Performance
Cache vs big-O: beat the textbook
Reading that cache dominates big-O is not the same as making the “slow” algorithm win on the clock. Build a benchmark where an O(N) contiguous structure beats an O(log N) pointer-based one, then profile and fix a hot loop until perf stat proves the constant factors are gone.
Turn the unit’s mental model into a reproducible engineering loop: measure with perf, name the constant-factor cause (locality, branch, false sharing, bandwidth), apply the matching layout fix, and verify a real wall-clock speedup with before/after numbers under identical input.
Take a memory-bound hot loop (your own, or the two starters below) and drive a 3–5x wall-clock speedup by fixing constant factors — layout, access order, and branch predictability — without changing the algorithm's big-O, proving each step with perf measurements.
- A before/after table: wall-clock time, IPC, LLC miss rate, and branch-miss rate — all measured under identical input on the same machine, not estimated.
- A perf profile (perf record + annotate, or equivalent) showing the hot line's miss/stall share shrinking after the fix — re-profiled, not assumed.
- A 3–5x speedup on at least one hot loop, with the dominant metric moved into its healthy band (IPC >2.0, or LLC miss <10%, or branch miss <5%, matching the diagnosed cause).
- A one-paragraph write-up naming the constant-factor cause, the lever you used, and the crossover N at which the asymptotically-better structure stops losing.
- Add a cache-oblivious or tiled variant (blocked matrix transpose / multiply) and show it wins at every cache level versus the naive loop, without hard-coding cache sizes.

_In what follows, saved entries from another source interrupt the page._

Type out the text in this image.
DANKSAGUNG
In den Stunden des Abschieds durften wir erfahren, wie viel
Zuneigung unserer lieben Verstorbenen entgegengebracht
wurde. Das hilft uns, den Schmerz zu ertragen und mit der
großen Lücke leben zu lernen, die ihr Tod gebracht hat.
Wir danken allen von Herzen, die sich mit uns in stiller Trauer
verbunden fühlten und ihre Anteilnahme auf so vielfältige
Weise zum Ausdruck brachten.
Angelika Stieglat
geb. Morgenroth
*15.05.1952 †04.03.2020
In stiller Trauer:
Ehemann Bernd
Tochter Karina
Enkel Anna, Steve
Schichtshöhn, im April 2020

- Parallelise the aggregation and deliberately induce false sharing on a shared counter array; show the regression in perf c2c / IPC, then fix it with 64-byte padding and re-measure.
- Add huge pages (madvise(MADV_HUGEPAGE) or hugetlbfs) for a >1 GB working set and measure the TLB-driven throughput change independently of cache locality.
- Add a CI performance gate: run the benchmark on a canary, diff IPC and LLC miss rate against main, and fail the build if either regresses beyond a threshold — the Discord/Bun-style guard against silent layout regressions.
This is the loop you will run in every real performance incident: measure with perf first, name the constant-factor cause from the metrics, fix at the layout level (SoA, struct split, loop reorder, tiling, padding) before reaching for SIMD or a different big-O, and verify with before/after numbers under identical input. Proving the textbook lie once on a benchmark — watching the contiguous O(N) structure beat the pointer-based O(log N) one and then finding the crossover — makes the production instinct muscle memory.